Using my H-Bot software tool, Roy and I scanned the Internet to assess the quality of online information about history. In short, we found that while critics are correct that there are many error-riddled web pages, on the whole the web presents a relatively sound portrayal of historical facts through a process of consensus. With the right tools, these facts can be extracted from the web, leaving the more problematic web pages aside.

Moreover, this process of historical data mining on the web should prompt further discussion about the significance of all of this historical information online. To do some of our own prompting, we had a special multiple-choice test-taking version of H-Bot take the National Assessment of Educational Progress U.S. History exam using nothing but the web and some fancy algorithms borrowed from computer science. [Spoiler alert: it passed.] This raises new questions that move far beyond simple debates over the reliability of information on the web and into the very nature of teaching, learning, and research in our digital age.

Do APIs Have a Place in the Digital Humanities?

Monday, November 21st, 2005

Since the 1960s, computer scientists have used application programming interfaces (APIs) to provide colleagues with robust, direct access to their databases and digital tools. Access via APIs is generally far more powerful than simple web-based access. APIs often include complex methods drawn from programming languages—precise ways of choosing materials to extract, methods to generate statistics, ways of searching, culling, and pulling together disparate data—that enable outside users to develop their own tools or information resources based on the work of others. In short, APIs hold great promise as a method for combining and manipulating various digital resources and tools in a free-form and potent way.

Unfortunately, even after four decades APIs remain much more common in the sciences and the commercial realm—for example, the APIs provided by search behemoths Google and Yahoo—than in the humanities. There are some obvious reasons for this disparity. By supplying an API, the owners of a resource or tool generally bear most of the cost (on their taxed servers, in technical support and staff time) while receiving little or no (immediate) benefit. Moreover, by essentially making an end-run around the common or “official” ways of accessing a tool or project (such as a web search form for a digital archive), an API may devalue the hard work and thoughtfulness put into the more public front end for a digital project. It is perhaps unsurprising that given these costs even Google and Yahoo, which have the financial strength and personnel to provide APIs for their search engines, continue to keep these programs hobbled—after all, programmers can use their APIs to create derivative search engines that compete directly with Google’s or Yahoo’s results pages, with none of the diverting (and profitable) text advertising.

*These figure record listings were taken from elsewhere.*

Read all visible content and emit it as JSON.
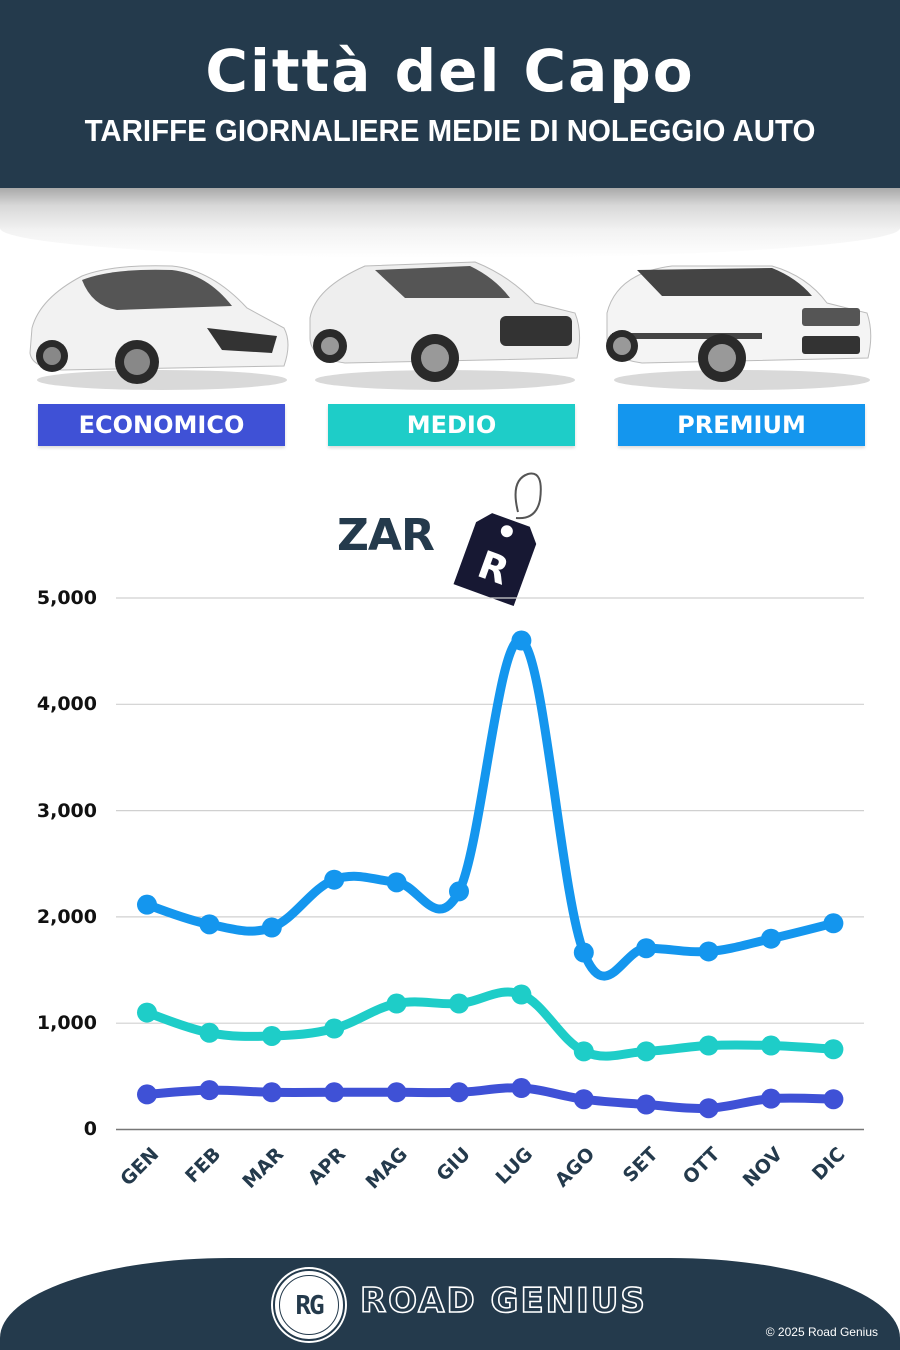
{
  "header": {
    "title": "Città del Capo",
    "subtitle": "TARIFFE GIORNALIERE MEDIE DI NOLEGGIO AUTO"
  },
  "categories": [
    {
      "label": "ECONOMICO",
      "color": "#3f51d6"
    },
    {
      "label": "MEDIO",
      "color": "#1ecdc8"
    },
    {
      "label": "PREMIUM",
      "color": "#1496ee"
    }
  ],
  "currency": {
    "label": "ZAR",
    "symbol": "R",
    "icon": "price-tag-icon"
  },
  "chart_data": {
    "type": "line",
    "title": "Città del Capo - Tariffe giornaliere medie di noleggio auto",
    "xlabel": "",
    "ylabel": "ZAR",
    "ylim": [
      0,
      5000
    ],
    "yticks": [
      "5,000",
      "4,000",
      "3,000",
      "2,000",
      "1,000",
      "0"
    ],
    "grid": true,
    "legend_position": "top (category badges)",
    "categories": [
      "GEN",
      "FEB",
      "MAR",
      "APR",
      "MAG",
      "GIU",
      "LUG",
      "AGO",
      "SET",
      "OTT",
      "NOV",
      "DIC"
    ],
    "series": [
      {
        "name": "Economico",
        "color": "#3f51d6",
        "values": [
          330,
          370,
          350,
          350,
          350,
          350,
          390,
          285,
          235,
          200,
          290,
          285
        ]
      },
      {
        "name": "Medio",
        "color": "#1ecdc8",
        "values": [
          1100,
          910,
          880,
          950,
          1185,
          1185,
          1270,
          735,
          735,
          790,
          790,
          755
        ]
      },
      {
        "name": "Premium",
        "color": "#1496ee",
        "values": [
          2115,
          1930,
          1900,
          2350,
          2325,
          2240,
          4600,
          1665,
          1705,
          1675,
          1795,
          1940
        ]
      }
    ]
  },
  "footer": {
    "logo_initials": "RG",
    "brand": "ROAD GENIUS",
    "copyright": "© 2025 Road Genius"
  }
}
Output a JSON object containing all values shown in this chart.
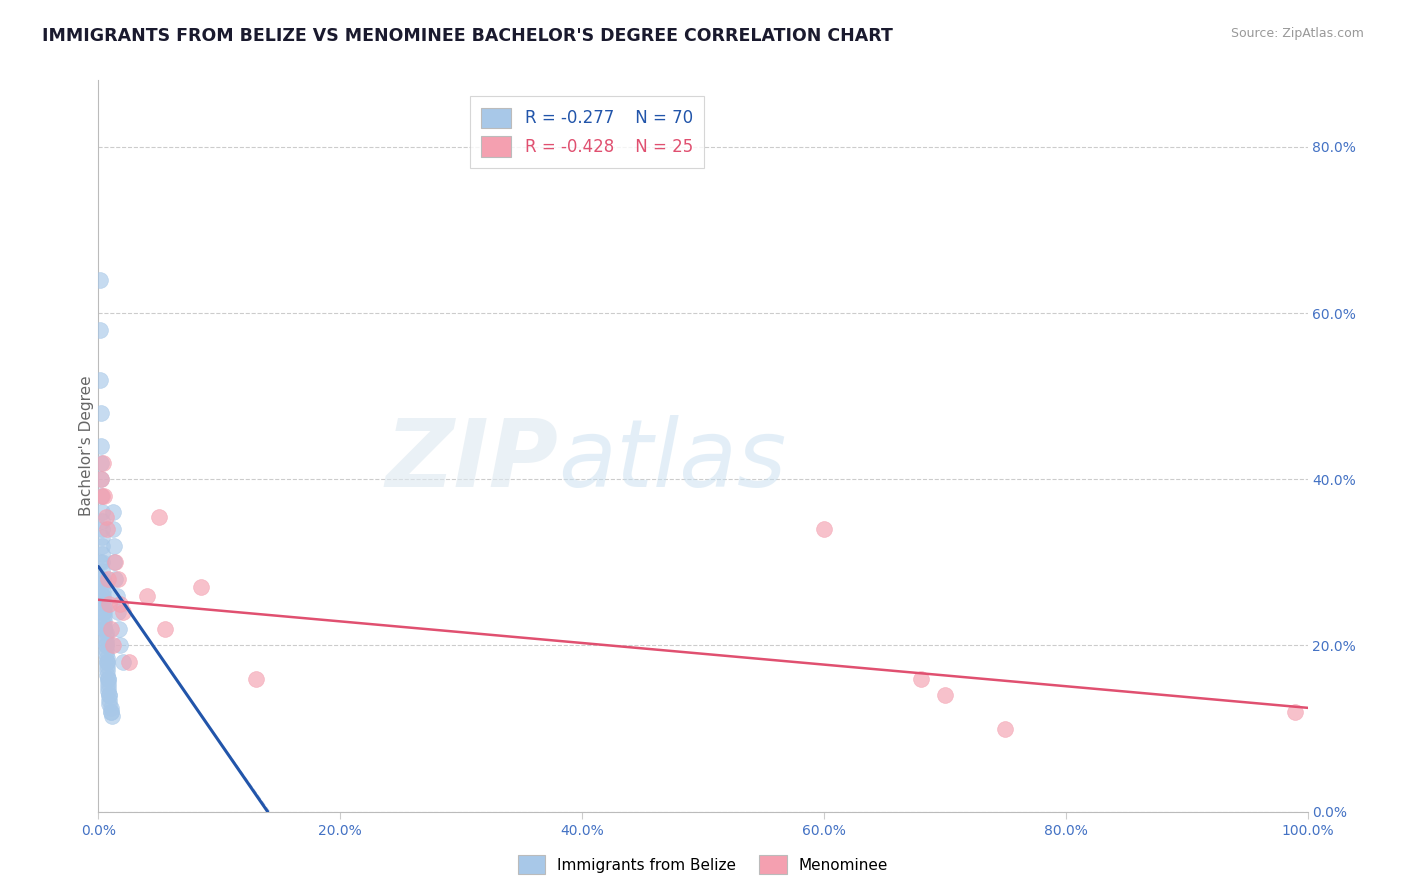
{
  "title": "IMMIGRANTS FROM BELIZE VS MENOMINEE BACHELOR'S DEGREE CORRELATION CHART",
  "source": "Source: ZipAtlas.com",
  "ylabel": "Bachelor's Degree",
  "background_color": "#ffffff",
  "xmin": 0.0,
  "xmax": 1.0,
  "ymin": 0.0,
  "ymax": 0.88,
  "blue_scatter_x": [
    0.001,
    0.001,
    0.001,
    0.002,
    0.002,
    0.002,
    0.002,
    0.002,
    0.003,
    0.003,
    0.003,
    0.003,
    0.003,
    0.003,
    0.003,
    0.003,
    0.004,
    0.004,
    0.004,
    0.004,
    0.004,
    0.004,
    0.005,
    0.005,
    0.005,
    0.005,
    0.005,
    0.005,
    0.005,
    0.006,
    0.006,
    0.006,
    0.006,
    0.006,
    0.006,
    0.007,
    0.007,
    0.007,
    0.007,
    0.007,
    0.008,
    0.008,
    0.008,
    0.008,
    0.009,
    0.009,
    0.009,
    0.01,
    0.01,
    0.011,
    0.012,
    0.012,
    0.013,
    0.013,
    0.014,
    0.015,
    0.016,
    0.017,
    0.018,
    0.02,
    0.001,
    0.002,
    0.003,
    0.004,
    0.005,
    0.006,
    0.007,
    0.008,
    0.009,
    0.01
  ],
  "blue_scatter_y": [
    0.64,
    0.58,
    0.52,
    0.48,
    0.44,
    0.42,
    0.4,
    0.38,
    0.36,
    0.35,
    0.34,
    0.33,
    0.32,
    0.31,
    0.3,
    0.29,
    0.28,
    0.275,
    0.27,
    0.265,
    0.26,
    0.255,
    0.25,
    0.245,
    0.24,
    0.235,
    0.23,
    0.225,
    0.22,
    0.215,
    0.21,
    0.205,
    0.2,
    0.195,
    0.19,
    0.185,
    0.18,
    0.175,
    0.17,
    0.165,
    0.16,
    0.155,
    0.15,
    0.145,
    0.14,
    0.135,
    0.13,
    0.125,
    0.12,
    0.115,
    0.36,
    0.34,
    0.32,
    0.3,
    0.28,
    0.26,
    0.24,
    0.22,
    0.2,
    0.18,
    0.3,
    0.28,
    0.26,
    0.24,
    0.22,
    0.2,
    0.18,
    0.16,
    0.14,
    0.12
  ],
  "pink_scatter_x": [
    0.002,
    0.003,
    0.004,
    0.005,
    0.006,
    0.007,
    0.008,
    0.009,
    0.01,
    0.012,
    0.014,
    0.016,
    0.018,
    0.02,
    0.025,
    0.04,
    0.05,
    0.055,
    0.085,
    0.13,
    0.6,
    0.68,
    0.7,
    0.75,
    0.99
  ],
  "pink_scatter_y": [
    0.4,
    0.38,
    0.42,
    0.38,
    0.355,
    0.34,
    0.28,
    0.25,
    0.22,
    0.2,
    0.3,
    0.28,
    0.25,
    0.24,
    0.18,
    0.26,
    0.355,
    0.22,
    0.27,
    0.16,
    0.34,
    0.16,
    0.14,
    0.1,
    0.12
  ],
  "blue_color": "#a8c8e8",
  "pink_color": "#f4a0b0",
  "blue_line_color": "#2255aa",
  "pink_line_color": "#e05070",
  "blue_trend_x": [
    0.0,
    0.14
  ],
  "blue_trend_y": [
    0.295,
    0.0
  ],
  "pink_trend_x": [
    0.0,
    1.0
  ],
  "pink_trend_y": [
    0.255,
    0.125
  ],
  "blue_R": -0.277,
  "blue_N": 70,
  "pink_R": -0.428,
  "pink_N": 25,
  "watermark_zip": "ZIP",
  "watermark_atlas": "atlas",
  "legend_label_blue": "Immigrants from Belize",
  "legend_label_pink": "Menominee",
  "x_ticks": [
    0.0,
    0.2,
    0.4,
    0.6,
    0.8,
    1.0
  ],
  "x_ticklabels": [
    "0.0%",
    "20.0%",
    "40.0%",
    "60.0%",
    "80.0%",
    "100.0%"
  ],
  "y_ticks": [
    0.0,
    0.2,
    0.4,
    0.6,
    0.8
  ],
  "y_ticklabels": [
    "0.0%",
    "20.0%",
    "40.0%",
    "60.0%",
    "80.0%"
  ]
}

So why should projects in the digital humanities provide APIs, especially given their often limited (or nonexistent) funding compared to a Google or Yahoo? The reason IBM conceived APIs in the first place, and still today the reason many computer scientists find APIs highly beneficial, is that unlike other forms of access they encourage the kind of energetic and creative grass-roots and third-party development that in the long run—after the initial costs borne by the API’s owner—maximize the value and utility of a digital resource or tool. Motivated by many different goals and employing many different methodologies, users of APIs often take digital resources or tools in directions completely unforeseen by their owners. APIs have provided fertile ground for thousands of developers to experiment with the tremendous indices and document caches maintained by Google and Yahoo. New resources based on these APIs appear weekly, some of them hinting at new methods for digital research, data visualization techniques, and novel ways to data-mine texts and synthesize knowledge.

Is it possible—and worthwhile—for digital humanities projects to provide such APIs for their resources and tools? Which resources or tools would be best suited for an API, and how will the creators of these projects sustain such an additional burden? And are there other forms of access or interoperability that have equal or greater benefits with fewer associated costs?